With a batch_size of 1, meaning individual queries only, it takes around 14 seconds.

import time
import pandas as pd
import threading
from sqlalchemy import create_engine
from concurrent.futures import ThreadPoolExecutor, as_completed

# Database connection configuration
host = 'localhost'
port = 8812
user = 'admin'
password = 'quest'
database = 'qdb'
url = f"postgresql+psycopg2://{user}:{password}@{host}:{port}/{database}"

# Create SQLAlchemy engine with connection pool
engine = create_engine(
    url,
    pool_size=50,
    max_overflow=30,
    pool_timeout=60,
)

# Limit concurrent queries to avoid overloading the database
MAX_PARALLEL_QUERIES = 32
semaphore = threading.BoundedSemaphore(value=MAX_PARALLEL_QUERIES)

def run_batch_query_with_limiter(query, max_retries=3, delay=0.05):
    """
    Execute a SQL query with a semaphore to limit concurrency.
    Retries in case of failure.
    """
    for attempt in range(1, max_retries + 1):
        with semaphore:
            try:
                df = query_questdb_to_df(query)
                if df is not None:
                    return df
                raise ValueError("Result is None")
            except Exception as e:
                print(f"Attempt {attempt} failed: {e}")
                if attempt < max_retries:
                    print(f"Retrying in {delay} seconds...")
                    time.sleep(delay)
                else:
                    print(f"Query failed after {max_retries} attempts.")
                    return None

# Parameters for query construction
batch_size = 50

# Build UNION ALL queries from transition DataFrame
queries_UNION = build_union_queries_from_transitions(
    df_transitions,
    batch_size=batch_size,
    table_name='test_long',
    value_min=None,
    value_max=None,
    position_b=1,
    site='A'
)

# Prepare for parallel execution
all_results = []
failed_queries = []
total = len(queries_UNION)
completed = 0

print(f"Starting batch query execution for {total} queries...")

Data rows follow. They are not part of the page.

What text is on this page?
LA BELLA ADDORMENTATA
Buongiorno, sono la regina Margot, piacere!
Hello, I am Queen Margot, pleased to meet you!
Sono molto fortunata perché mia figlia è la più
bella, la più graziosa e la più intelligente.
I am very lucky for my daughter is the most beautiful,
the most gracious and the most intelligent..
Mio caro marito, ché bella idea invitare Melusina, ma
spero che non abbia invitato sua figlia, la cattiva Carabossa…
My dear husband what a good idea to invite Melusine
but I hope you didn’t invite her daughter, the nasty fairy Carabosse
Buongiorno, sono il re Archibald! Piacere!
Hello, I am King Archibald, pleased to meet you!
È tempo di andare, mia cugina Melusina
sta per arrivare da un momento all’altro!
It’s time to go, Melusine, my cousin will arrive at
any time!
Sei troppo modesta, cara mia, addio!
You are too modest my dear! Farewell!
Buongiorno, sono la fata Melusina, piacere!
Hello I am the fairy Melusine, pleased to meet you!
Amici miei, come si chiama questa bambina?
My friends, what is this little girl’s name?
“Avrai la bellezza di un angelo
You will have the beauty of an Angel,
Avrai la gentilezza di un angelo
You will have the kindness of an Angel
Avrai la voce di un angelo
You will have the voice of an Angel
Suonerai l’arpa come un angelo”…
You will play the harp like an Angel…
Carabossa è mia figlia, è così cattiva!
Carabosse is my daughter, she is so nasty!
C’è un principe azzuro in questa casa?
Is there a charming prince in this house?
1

# Run all queries in parallel with limited workers
with ThreadPoolExecutor(max_workers=MAX_PARALLEL_QUERIES) as executor:
    future_to_index = {
        executor.submit(run_batch_query_with_limiter, q): (i, q)
        for i, q in enumerate(queries_UNION)
    }

    for future in as_completed(future_to_index):
        idx, query_str = future_to_index[future]
        try:
            df_part = future.result()
            if df_part is not None:
                all_results.append(df_part)
            else:
                print(f"Batch {idx} could not be loaded.")
                failed_queries.append((idx, query_str))
        except Exception as e:
            print(f"Unexpected error in batch {idx}: {e}")
            failed_queries.append((idx, query_str))
        completed += 1
        print(f"Progress: {completed}/{total} batches completed")

# Combine all results into a single DataFrame
df_all = pd.concat(all_results, ignore_index=True) if all_results else None

print("All queries completed.")

if failed_queries:
    print(f"{len(failed_queries)} batches failed. These should be reviewed or retried:")
    for idx, _ in failed_queries:
        print(f" - Batch {idx}")

As for my hardware: I’m using a Lenovo ThinkStation P3 Tower with a 13th Gen Intel Core i9-13900K, 128GB RAM, NVIDIA RTX A1000, running Windows 11 Pro. QuestDB is running locally on this machine.

Thanks again for all your help!

How much faster was the union version versus the original?

It is hard to say where the bottleneck is, frankly it could be Python-side rather than the database side. Even if the query executes fast, it must still transfer the data to your python program, which then adds it to the dataframe.

Have you tried ConnectorX, which I mentioned above? I think it will pull data in parallel for you, behind the scenes. Maybe many unions plus ConnectorX is superior to manual parallel execution on the Python side.

df_all = pd.concat(all_results, ignore_index=True) if all_results else 

Stuff like this will create full copies of each dataframe, so is likely to be slow.